GERALDO
ZAMPRONI
Refuge l "Refuge"
Project registered at the Lanzarote Art Festival (Lacuna Festivals 2020) (Spain)
site-specific intervention
20 x 20 cm Ø; 20 x 30 cm Ø; 10 x 40 cm Ø.
Glass spheres over landscape.
Note: the Lanzarote Art Festival, initially released for physical realization, migrated to the digital environment due to the COVID-19 pandemic. Therefore, the work was inserted into a virtual gallery of the event.
The Journey of Loss
"The idea of losing something, especially when it is something valuable to us, is like fuel for the imagination. Just recognizing that it is not where we expected it to be, our mind starts to walk down a corridor of possibilities, filled with images that seek to tell us where what we need is, where we should look, and how we are going to find it. Our mood changes, expectations grow and we begin to desire more and more the long-awaited surprise of finding what we need, wherever it may be. Kind of a “universal language” of the feeling of material loss.
However, there is another aspect to the experience of loss; another voice that may be within the same story. For every loss, there is at least the possibility of a meeting. Sometimes for something that is lost, the finding is all there is. And when this happens to us, when our eyes confront a foreign body that simply decides to appear in front of us, the surprise of this encounter can also make our mind wander through a great corridor of possibilities, which makes us wonder what is it that we see, anyway? Where it comes from, and how it got there.

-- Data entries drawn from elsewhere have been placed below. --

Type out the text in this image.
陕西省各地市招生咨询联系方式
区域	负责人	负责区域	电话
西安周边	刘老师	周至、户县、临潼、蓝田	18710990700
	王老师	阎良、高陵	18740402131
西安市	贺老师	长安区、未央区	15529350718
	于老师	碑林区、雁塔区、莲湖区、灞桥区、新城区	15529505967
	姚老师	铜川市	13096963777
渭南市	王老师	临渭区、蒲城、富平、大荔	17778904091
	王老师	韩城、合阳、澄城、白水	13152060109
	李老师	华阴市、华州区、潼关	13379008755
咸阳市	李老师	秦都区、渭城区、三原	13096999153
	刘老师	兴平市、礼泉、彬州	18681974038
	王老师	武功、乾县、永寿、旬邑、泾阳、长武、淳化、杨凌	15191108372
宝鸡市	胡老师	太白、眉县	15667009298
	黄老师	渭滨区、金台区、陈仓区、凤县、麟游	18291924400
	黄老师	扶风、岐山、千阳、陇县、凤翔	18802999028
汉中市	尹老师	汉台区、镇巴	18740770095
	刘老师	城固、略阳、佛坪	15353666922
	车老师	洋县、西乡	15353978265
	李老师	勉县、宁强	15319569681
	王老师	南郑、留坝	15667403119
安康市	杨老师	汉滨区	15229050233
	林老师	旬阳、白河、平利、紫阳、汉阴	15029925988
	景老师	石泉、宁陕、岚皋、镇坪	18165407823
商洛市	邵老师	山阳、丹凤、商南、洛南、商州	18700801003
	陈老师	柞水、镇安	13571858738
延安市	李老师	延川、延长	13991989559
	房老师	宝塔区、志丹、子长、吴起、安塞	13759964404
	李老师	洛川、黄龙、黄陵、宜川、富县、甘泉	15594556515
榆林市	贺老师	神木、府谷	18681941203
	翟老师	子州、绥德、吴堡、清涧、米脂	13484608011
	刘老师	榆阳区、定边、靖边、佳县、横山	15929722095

Geraldo Zamproni's proposal for this Lacuna Festival seeks precisely to place the public within this experience. The work tries to make the public play with the concept of “lost and found”, while the audience explores a fragmented work and the wide environment in which it is inserted. To do this, he proposes an intervention in the idyllic landscapes of the islands Lanzarote or Fuerteventura, inserting along the coast, on the sands and rocks, various objects that do not belong to those places. These objects chosen by the artist are not banal everyday items, but they are unusual and, in the context of the local landscape, even mysterious: they are dozens of glass spheres of different diameters, which will be “spread out” in an almost unpretentious way. – but quite calculated. The intervention of these objects in the landscape takes into account the intended effect on the public, which is the most spontaneous surprise. This effect, in fact, is sought both through the installation of the work and through the objects that compose it, as the artist considered precisely the need to confront the public with elements that were intriguing, and strange in that place. In this way, glass spheres are thought of as objects that, due to their uniqueness, may well seem to have been lost there, and are waiting to be found.
With that in mind, the artist seeks to offer a playful experience, putting the public to discover and find objects that were “lost” on purpose. Thus, the work stimulates the imagination of visitors, making them think: “what else is hidden in this landscape?”, or rather, “what else was lost around here?”.